A major residential development being eyed for downtown San Jose has been given the green light from the city, but the project may never be built due to a property dispute with a transit agency.
The 26-story Eterna Tower project, which Roygbiv Real Estate Development is hoping to build at 17-31 E. Santa Clara St., is right in the path of the VTA-BART downtown San Jose extension project.
Robert Manford, the city’s deputy director of planning, approved the tower project at a hearing Wednesday. While he acknowledged the city doesn’t have a say over whether the project ultimately gets built or not, he thinks it’s possible.
“This is a transit oriented development. From a planning standpoint, it definitely would be feasible with a BART station,” Manford said. “I think with creative design and a lot of good negotiation, this can be a very successful project.”
The transit agency VTA says the apartment tower can’t coexist with its future station, which will have one of its two entrances located between First and Second streets along Santa Clara Street, essentially underneath where the tower is planned.
“Either there can be a downtown San Jose BART station, or there can be an Eterna Tower. There cannot be both,” Ron Golem, director of real estate and transit-oriented development for VTA, told San José Spotlight.
There are two existing buildings on the site, dating back to the late 1800s, that would be demolished to make room for the tower. The 272-foot-high tower will include 192 apartments with at least 20% designated as affordable for people earning up to 60% of the area median income or less, according to city reports.
In Santa Clara County, a couple earning 60% of the area median income would make about $81,000 annually, and a family of four would earn roughly $101,000 annually, according to the U.S. Department of Housing and Urban Development.

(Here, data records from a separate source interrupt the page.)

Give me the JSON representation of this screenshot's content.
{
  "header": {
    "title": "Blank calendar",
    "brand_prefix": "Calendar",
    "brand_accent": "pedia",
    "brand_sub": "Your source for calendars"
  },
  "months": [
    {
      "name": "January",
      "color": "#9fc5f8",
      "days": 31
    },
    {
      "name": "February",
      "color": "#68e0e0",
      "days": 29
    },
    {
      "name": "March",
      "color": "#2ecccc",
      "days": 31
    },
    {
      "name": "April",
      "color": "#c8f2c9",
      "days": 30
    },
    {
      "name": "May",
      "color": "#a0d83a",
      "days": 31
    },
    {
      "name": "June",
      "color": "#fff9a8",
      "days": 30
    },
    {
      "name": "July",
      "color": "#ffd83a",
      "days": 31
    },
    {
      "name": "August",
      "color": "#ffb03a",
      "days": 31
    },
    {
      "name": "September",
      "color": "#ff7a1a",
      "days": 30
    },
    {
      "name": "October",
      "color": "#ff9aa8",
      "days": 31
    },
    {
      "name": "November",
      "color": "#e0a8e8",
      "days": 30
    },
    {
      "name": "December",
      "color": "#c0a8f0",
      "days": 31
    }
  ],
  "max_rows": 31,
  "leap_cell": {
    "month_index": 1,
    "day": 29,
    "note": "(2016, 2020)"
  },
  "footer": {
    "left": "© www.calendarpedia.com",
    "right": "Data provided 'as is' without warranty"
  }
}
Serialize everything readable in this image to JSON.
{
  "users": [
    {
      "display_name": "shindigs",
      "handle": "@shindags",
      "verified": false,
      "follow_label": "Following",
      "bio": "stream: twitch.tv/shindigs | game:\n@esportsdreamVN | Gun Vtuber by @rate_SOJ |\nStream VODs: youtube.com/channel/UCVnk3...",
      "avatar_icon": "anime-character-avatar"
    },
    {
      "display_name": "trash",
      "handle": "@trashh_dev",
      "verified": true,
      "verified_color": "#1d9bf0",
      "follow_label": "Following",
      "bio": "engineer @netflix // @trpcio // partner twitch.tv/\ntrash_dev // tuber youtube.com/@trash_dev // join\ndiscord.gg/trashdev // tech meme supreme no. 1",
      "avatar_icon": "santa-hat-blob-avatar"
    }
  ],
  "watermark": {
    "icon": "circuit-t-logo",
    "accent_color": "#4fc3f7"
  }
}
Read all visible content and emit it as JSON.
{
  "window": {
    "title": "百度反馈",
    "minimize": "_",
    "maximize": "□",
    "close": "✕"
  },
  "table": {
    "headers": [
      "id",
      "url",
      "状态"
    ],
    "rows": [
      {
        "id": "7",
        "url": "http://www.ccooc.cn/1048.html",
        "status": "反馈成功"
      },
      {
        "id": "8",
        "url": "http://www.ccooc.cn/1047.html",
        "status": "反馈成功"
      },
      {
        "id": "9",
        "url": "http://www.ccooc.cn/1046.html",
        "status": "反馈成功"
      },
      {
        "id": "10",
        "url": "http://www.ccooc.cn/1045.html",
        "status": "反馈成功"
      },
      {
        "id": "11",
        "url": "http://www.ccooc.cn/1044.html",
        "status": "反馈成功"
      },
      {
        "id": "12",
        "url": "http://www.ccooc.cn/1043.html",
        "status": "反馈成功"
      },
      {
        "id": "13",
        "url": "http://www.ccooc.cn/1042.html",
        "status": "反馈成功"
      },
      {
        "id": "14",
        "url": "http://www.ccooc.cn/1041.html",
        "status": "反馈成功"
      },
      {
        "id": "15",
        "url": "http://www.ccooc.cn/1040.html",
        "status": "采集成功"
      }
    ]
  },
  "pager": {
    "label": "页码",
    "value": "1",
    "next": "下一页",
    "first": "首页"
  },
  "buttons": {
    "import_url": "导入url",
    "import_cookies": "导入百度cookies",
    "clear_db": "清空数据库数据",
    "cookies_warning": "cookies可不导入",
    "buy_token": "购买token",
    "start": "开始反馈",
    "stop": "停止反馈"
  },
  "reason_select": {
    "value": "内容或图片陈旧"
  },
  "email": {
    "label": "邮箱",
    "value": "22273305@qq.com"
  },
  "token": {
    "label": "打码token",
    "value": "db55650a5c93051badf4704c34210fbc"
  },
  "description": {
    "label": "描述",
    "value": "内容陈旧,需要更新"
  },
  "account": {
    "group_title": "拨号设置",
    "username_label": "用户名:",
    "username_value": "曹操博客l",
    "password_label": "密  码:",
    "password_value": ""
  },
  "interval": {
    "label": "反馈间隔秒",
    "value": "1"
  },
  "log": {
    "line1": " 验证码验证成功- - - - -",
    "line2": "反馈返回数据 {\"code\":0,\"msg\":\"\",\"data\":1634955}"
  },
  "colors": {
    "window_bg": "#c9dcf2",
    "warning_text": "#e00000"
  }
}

The transit agency has been working for months through an eminent domain process—the legal route for government agencies to take private property for public projects—to purchase one of the parcels where the tower is planned from an LLC controlled by Roygbiv for “fair market value,” Golem said.
He said the developer and VTA signed an agreement that gives the public transit agency physical control of the property while the parties negotiate a fair market value price for the parcel.
But because the developer’s name is still on the land title, city officials said the public hearing for project approval needed to go forward as planned.
A second parcel where part of the tower would go is controlled by another owner, Lars Fuller and Z Hanna LLC, and VTA has started a court action against that owner in an attempt to take the property after VTA’s initial offer of $1.54 million was rejected, according to Golem and court filings.
Loida Kirkley, CEO of Roygbiv, declined to answer questions from San José Spotlight about the process with VTA, citing ongoing legal action. Roygbiv’s architect on the project, Kurt Anderson, said the project’s engineers believe the apartment tower and BART can coexist.
“Our design team has reached out to the VTA and never have they once had a ‘design meeting’ with us in regard to their project. Our consultants believe that there is no issue with coexistence of both uses on that site,” Anderson told San José Spotlight.
With 20% of the apartments designated affordable, the developer qualifies for a density bonus under state law, allowing more units in the tower than what would have originally been allowed under city rules.
Under the state law, the developer is also being granted a host of waivers and exceptions to city development standards, the most significant being the elimination of parking requirements. The city council earlier this year approved a plan to eventually eliminate parking minimums for new development citywide.